Les besoins du bétail

Comme les cultures arables, les prairies ont besoin de fertilisation soufrée

C’est un apport essentiel pour assurer une saine alimentation des ruminants. Même lorsque les fumiers et lisiers sont restitués au sol, des applications supplémentaires sont souvent nécessaires.

Environ 6 à 7% seulement des prairies reçoit actuellement des engrais soufrés. Mais une carence en soufre va réduire le rendement d’herbe et l’efficience de l’azote, augmenter la perte de nitrate et réduire la teneur en sucre et la digestibilité*. L’herbe cultivée pour l’ensilage est particulièrement sensible à une carence en soufre.

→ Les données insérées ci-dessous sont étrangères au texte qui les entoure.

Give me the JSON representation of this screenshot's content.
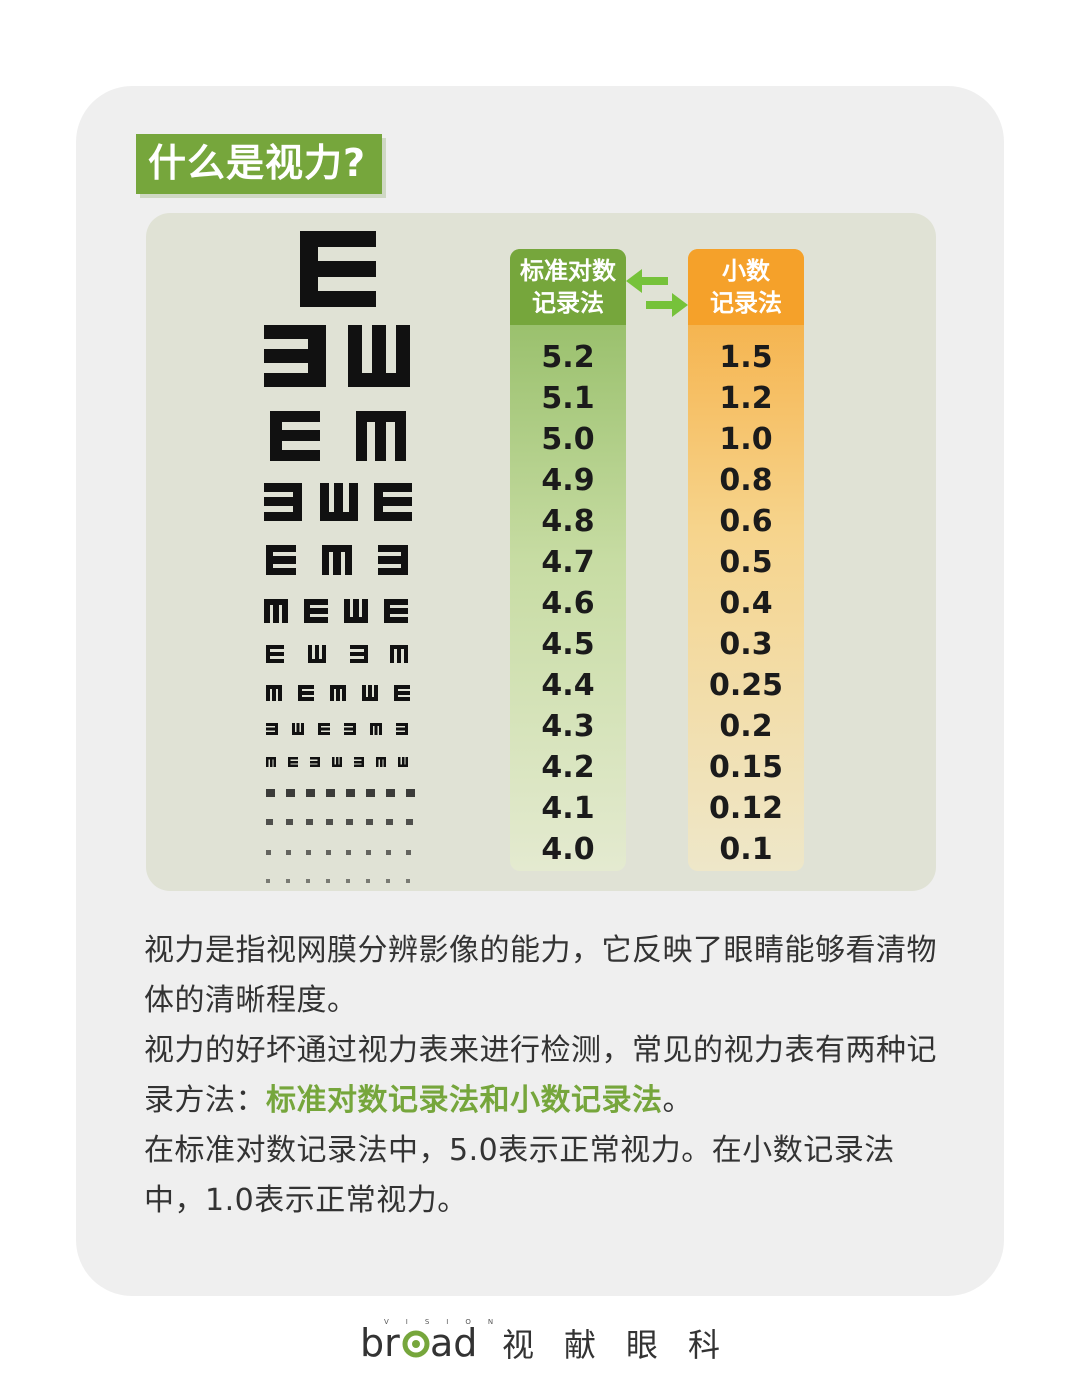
{
  "title": "什么是视力?",
  "chart": {
    "log_header_line1": "标准对数",
    "log_header_line2": "记录法",
    "decimal_header_line1": "小数",
    "decimal_header_line2": "记录法",
    "log_values": [
      "5.2",
      "5.1",
      "5.0",
      "4.9",
      "4.8",
      "4.7",
      "4.6",
      "4.5",
      "4.4",
      "4.3",
      "4.2",
      "4.1",
      "4.0"
    ],
    "decimal_values": [
      "1.5",
      "1.2",
      "1.0",
      "0.8",
      "0.6",
      "0.5",
      "0.4",
      "0.3",
      "0.25",
      "0.2",
      "0.15",
      "0.12",
      "0.1"
    ]
  },
  "description": {
    "p1": "视力是指视网膜分辨影像的能力，它反映了眼睛能够看清物体的清晰程度。",
    "p2_before": "视力的好坏通过视力表来进行检测，常见的视力表有两种记录方法：",
    "p2_highlight": "标准对数记录法和小数记录法",
    "p2_after": "。",
    "p3": "在标准对数记录法中，5.0表示正常视力。在小数记录法中，1.0表示正常视力。"
  },
  "footer": {
    "brand_word": "broad",
    "brand_super": "VISION",
    "brand_cn": "视献眼科"
  },
  "colors": {
    "green": "#76a63c",
    "orange": "#f5a12a",
    "card_bg": "#efefef"
  }
}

Comme pour les cultures arables, l’herbe nécessite également un équilibre entre l’azote (N) et le soufre (S) pour sa teneur en protéines, et un manque de soufre conduira à des rendements réduits et à des niveaux accrus d’azote non-protéique dans l’alimentation (voir le graphique).

EFFET BENEFIQUE DE LA FERTILISATION SOUFREE SUR LA LIMITATION DE LA TENEUR EN AZOTE NON-PROTEIQUE DE L’HERBE
Baker A.S. et al. Sulph Inst J. 9(1)
EFFET BENEFIQUE DE LA FERTILISATION SOUFREE SUR LA LIMITATION DE LA TENEUR EN AZOTE NON-PROTEIQUE DE L’HERBE

Des recherches sur l’ensilage réalisées par IGER à North Wyke (maintenant intégré à Rothamsted Research, UK) ont montré une augmentation de 35% de la production de matière sèche de trois coupes sur un sol sablo-limoneux où du sulfate était appliqué**.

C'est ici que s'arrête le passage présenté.